Forgive As God

“Do not repay evil with evil or insult with insult, but with blessing, because to this you were called so that you may inherit a blessing.” 1 Peter 3:9

            Forgiveness. What a big word and so hard to do! When should we forgive? When the other person is truly sorry, right? When someone has insulted me, I want to insult them back. I want to make them hurt like they hurt me. If someone has done something evil, I want them to realize how much they hurt me and feel bad about it. I want them to acknowledge the evil done to me. When someone apologizes to us, that puts us in the driver’s seat, doesn’t it? We now have the choice of granting them forgiveness or not. If we think they haven’t suffered quite enough, we just withhold forgiveness.

            Forgiveness isn’t about the other person. They may never realize how they hurt us. Or they may realize and not care. They may even be glad they hurt us. God calls us to forgive anyway. That may seem unfair until we realize that God is simply trying to set us free. As long as we choose unforgiveness, we’re choosing to remain tied to the other individual and what they did. They are controlling our thoughts, emotions and actions, probably without even realizing it. But when we choose to forgive, we’re choosing freedom from being controlled by that hurt.

            What if we don’t feel like forgiving? This is a huge misunderstanding in our culture today. We often place too much importance on feelings. Scripture doesn’t say we have to feel a certain way. Read this verse again. Does it say we’re supposed to have warm, fuzzy feelings about that person? No, it tells us how to act towards them. We’re to treat them differently than they treated us. We’re to pay back injury with blessing. The feelings will follow later. Maybe much later, but they will change if we continue to take them to God for healing.

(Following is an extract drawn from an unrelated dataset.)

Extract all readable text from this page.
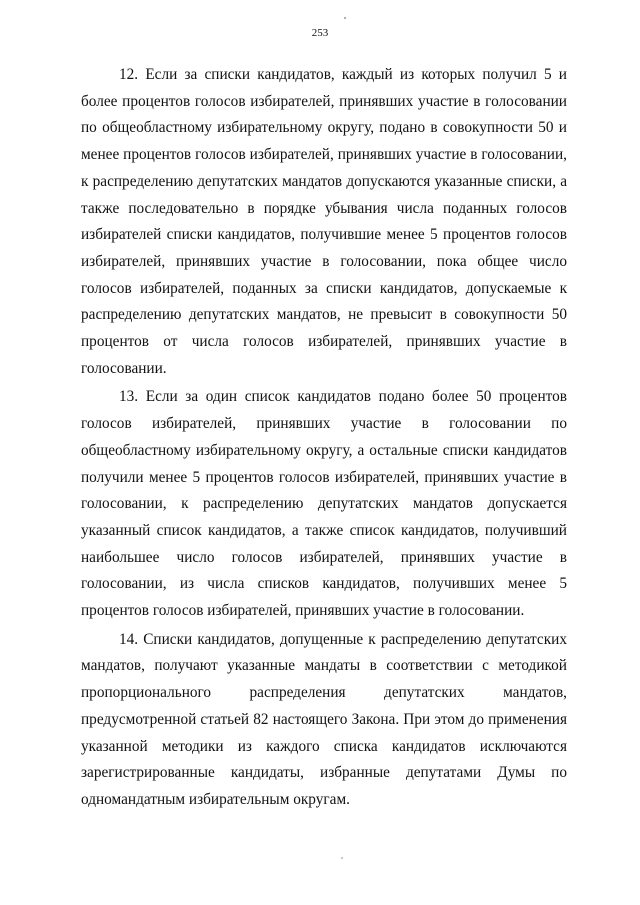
253

12. Если за списки кандидатов, каждый из которых получил 5 и более процентов голосов избирателей, принявших участие в голосовании по общеобластному избирательному округу, подано в совокупности 50 и менее процентов голосов избирателей, принявших участие в голосовании, к распределению депутатских мандатов допускаются указанные списки, а также последовательно в порядке убывания числа поданных голосов избирателей списки кандидатов, получившие менее 5 процентов голосов избирателей, принявших участие в голосовании, пока общее число голосов избирателей, поданных за списки кандидатов, допускаемые к распределению депутатских мандатов, не превысит в совокупности 50 процентов от числа голосов избирателей, принявших участие в голосовании.

13. Если за один список кандидатов подано более 50 процентов голосов избирателей, принявших участие в голосовании по общеобластному избирательному округу, а остальные списки кандидатов получили менее 5 процентов голосов избирателей, принявших участие в голосовании, к распределению депутатских мандатов допускается указанный список кандидатов, а также список кандидатов, получивший наибольшее число голосов избирателей, принявших участие в голосовании, из числа списков кандидатов, получивших менее 5 процентов голосов избирателей, принявших участие в голосовании.

14. Списки кандидатов, допущенные к распределению депутатских мандатов, получают указанные мандаты в соответствии с методикой пропорционального распределения депутатских мандатов, предусмотренной статьей 82 настоящего Закона. При этом до применения указанной методики из каждого списка кандидатов исключаются зарегистрированные кандидаты, избранные депутатами Думы по одномандатным избирательным округам.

            Who are we to forgive? I’m guessing that every one of us can think of several people who have hurt us. I’m also guessing that one person comes to the forefront pretty quickly. Maybe it’s the deepest wound, or the most recent hurt. And that’s good. Take that to God and ask Him how you can bless that person. There may be circumstances that make this especially difficult. Perhaps the person has even already died. But God can show you how to forgive. But what if God is the One you need to forgive? That’s right. I said God. I’m not saying that God ever does evil to us or insults us but that doesn’t mean we’re not angry with Him about something. I think this verse applies to that situation as well. First, be honest about those hurt feelings. God wants you to tell Him about those feelings but you may not be to that point yet. That’s okay. Once you’re honest with yourself and with Him, then you’ll be able to start working through all of that. Or maybe the one you most need to forgive is yourself. Maybe you’ve believed lies of failure and unworthiness for so long that all that anger is turned inward. Another word for that can be depression. If that’s you, ask God to show you what you need to forgive yourself for. He will not only help us on the road to forgiveness but He’s promised us great blessings at the end of that road!